Taking his cigar from his lips, he looked at her sidewise. His expression said, "What's it going to be now?"

"What I've heard you telling Edith about this young Follett killing a detective concerns us more closely than you may think, because Bob is married to his sister."

He laid his cigar on an ash tray, swung round to the table between them, clasped his fingers, and leaned on his outstretched elbows. His tone was quiet, even casual.

"When did he do that?"

"Just before he sailed."

"Then I'm through with him."

"Oh no, you're not, Bradley! He's your son, whether he's married anyone or not."

"I can't help his being my son; but I can help having anything more to do with him."

"Listen, Bradley. This whole thing is going to be in the papers in the course of two or three days; and you must come through it with honors. It's perfectly simple to do it, and win everyone's respect and sympathy. In addition to that you can get Bob's devoted affection; and you know how much that means to us all."

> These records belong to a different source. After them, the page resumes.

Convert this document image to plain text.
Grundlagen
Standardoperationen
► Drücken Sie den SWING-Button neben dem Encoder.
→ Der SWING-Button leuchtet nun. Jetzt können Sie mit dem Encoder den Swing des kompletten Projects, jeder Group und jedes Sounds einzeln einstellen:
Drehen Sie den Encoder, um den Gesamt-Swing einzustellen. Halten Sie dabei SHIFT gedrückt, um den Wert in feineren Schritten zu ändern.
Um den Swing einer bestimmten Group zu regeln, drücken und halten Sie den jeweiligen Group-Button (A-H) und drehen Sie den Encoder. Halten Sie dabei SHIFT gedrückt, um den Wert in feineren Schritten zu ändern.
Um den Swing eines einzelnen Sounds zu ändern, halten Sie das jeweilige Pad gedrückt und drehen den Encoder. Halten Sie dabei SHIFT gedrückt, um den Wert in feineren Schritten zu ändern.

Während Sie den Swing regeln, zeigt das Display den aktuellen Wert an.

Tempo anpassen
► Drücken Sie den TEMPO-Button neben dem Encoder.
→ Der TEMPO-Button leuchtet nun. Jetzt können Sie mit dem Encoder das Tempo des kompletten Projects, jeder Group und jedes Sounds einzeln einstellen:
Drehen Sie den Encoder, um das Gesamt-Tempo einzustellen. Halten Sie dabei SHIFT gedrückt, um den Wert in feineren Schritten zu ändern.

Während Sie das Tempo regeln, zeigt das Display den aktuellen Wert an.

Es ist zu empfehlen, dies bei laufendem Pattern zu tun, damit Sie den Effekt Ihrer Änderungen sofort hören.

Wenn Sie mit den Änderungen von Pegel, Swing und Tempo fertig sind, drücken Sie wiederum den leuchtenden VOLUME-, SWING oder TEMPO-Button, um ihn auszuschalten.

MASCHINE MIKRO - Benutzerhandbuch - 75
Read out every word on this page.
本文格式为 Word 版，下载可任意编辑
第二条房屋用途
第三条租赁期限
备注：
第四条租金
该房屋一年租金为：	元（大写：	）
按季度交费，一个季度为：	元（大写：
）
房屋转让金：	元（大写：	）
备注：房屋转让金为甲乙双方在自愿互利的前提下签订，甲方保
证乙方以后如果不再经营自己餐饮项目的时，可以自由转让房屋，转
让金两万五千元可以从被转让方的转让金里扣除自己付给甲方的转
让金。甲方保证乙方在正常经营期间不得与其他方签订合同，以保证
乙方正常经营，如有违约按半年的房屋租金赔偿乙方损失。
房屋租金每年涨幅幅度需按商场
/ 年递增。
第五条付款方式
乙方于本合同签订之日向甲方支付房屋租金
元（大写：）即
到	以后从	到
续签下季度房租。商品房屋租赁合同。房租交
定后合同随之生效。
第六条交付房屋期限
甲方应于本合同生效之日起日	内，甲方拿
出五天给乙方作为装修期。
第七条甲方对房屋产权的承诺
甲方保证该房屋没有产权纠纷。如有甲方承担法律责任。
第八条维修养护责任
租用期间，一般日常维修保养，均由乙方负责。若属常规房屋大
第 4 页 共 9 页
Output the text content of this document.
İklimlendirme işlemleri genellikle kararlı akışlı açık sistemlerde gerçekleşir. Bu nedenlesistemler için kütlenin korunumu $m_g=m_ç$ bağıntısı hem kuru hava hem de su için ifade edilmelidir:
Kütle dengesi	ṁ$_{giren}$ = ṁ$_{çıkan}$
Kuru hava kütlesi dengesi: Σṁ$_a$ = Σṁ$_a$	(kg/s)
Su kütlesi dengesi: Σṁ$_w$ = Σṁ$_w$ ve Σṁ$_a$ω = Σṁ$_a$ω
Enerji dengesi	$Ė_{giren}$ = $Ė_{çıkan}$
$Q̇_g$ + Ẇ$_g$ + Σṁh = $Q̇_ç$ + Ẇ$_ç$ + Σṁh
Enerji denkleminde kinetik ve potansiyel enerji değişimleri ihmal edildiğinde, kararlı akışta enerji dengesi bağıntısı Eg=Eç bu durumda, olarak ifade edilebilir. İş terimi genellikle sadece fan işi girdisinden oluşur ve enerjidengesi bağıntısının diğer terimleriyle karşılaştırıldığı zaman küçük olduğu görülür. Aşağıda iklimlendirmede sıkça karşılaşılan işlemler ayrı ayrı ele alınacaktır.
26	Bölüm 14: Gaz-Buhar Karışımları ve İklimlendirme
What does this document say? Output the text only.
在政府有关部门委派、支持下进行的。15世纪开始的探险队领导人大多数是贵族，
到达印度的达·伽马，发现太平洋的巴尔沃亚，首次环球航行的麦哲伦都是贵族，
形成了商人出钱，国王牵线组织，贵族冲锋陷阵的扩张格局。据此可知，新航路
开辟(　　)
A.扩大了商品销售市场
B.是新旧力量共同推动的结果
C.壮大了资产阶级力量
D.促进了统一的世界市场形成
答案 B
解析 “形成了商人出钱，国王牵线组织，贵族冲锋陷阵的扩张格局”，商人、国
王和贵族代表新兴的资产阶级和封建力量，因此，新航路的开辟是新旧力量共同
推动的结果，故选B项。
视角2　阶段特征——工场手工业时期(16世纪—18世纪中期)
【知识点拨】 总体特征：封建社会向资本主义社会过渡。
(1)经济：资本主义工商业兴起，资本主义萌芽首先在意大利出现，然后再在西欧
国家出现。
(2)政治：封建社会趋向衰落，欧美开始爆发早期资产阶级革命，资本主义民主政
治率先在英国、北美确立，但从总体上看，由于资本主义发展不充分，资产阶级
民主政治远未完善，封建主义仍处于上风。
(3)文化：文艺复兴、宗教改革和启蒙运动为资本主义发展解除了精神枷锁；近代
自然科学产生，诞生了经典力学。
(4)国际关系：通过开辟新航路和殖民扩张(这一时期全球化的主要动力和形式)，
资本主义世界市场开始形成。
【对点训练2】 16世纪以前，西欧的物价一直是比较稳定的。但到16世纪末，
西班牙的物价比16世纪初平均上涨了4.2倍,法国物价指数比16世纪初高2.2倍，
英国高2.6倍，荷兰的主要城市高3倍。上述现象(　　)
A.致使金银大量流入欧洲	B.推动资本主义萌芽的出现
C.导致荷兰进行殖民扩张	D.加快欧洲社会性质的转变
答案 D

To Collingham it meant so much that he listened to her attentively, with eager eyes. In Bob's marriage, with its attendant circumstances, they had obviously received a shock. All Marillo Park, as well as the public in general, would know it to be a shock and would be watching to see how they took it. In that case, the best thing was the sporting thing. They must stand right up to the facts and accept them. Everyone knew that the younger generation was peculiar. It was the war, Junia supposed, and yet she didn't know. In any case, it was not the Collinghams alone who were so afflicted, but dotted all over Marillo were families whose young ones were acting strangely. There were the Rumseys, whose twin sons had refused an uncle's legacy amounting to something like three millions, because they held views opposed to the owning of private property. There were the Addingtons, whose son and heir had married a girl twice imprisoned as a Red and was believed to have gone Red in her company. There were the Bendlingers, whose daughter had eloped with a chauffeur, divorced him, and then gone back and married him again. These were Marillo incidents, and in no case had the parents found any course more original than the antiquated one of discarding and disinheritance. And yet you couldn't wash your hands of your flesh and blood like that. They were your flesh and blood whatever they did; and it was idiotic to act as if you could cut the tie between yourself and them. He could see for himself that Rumseys, Addingtons, and Bendlingers had lost rather than gained in general esteem by their melodramatic poses.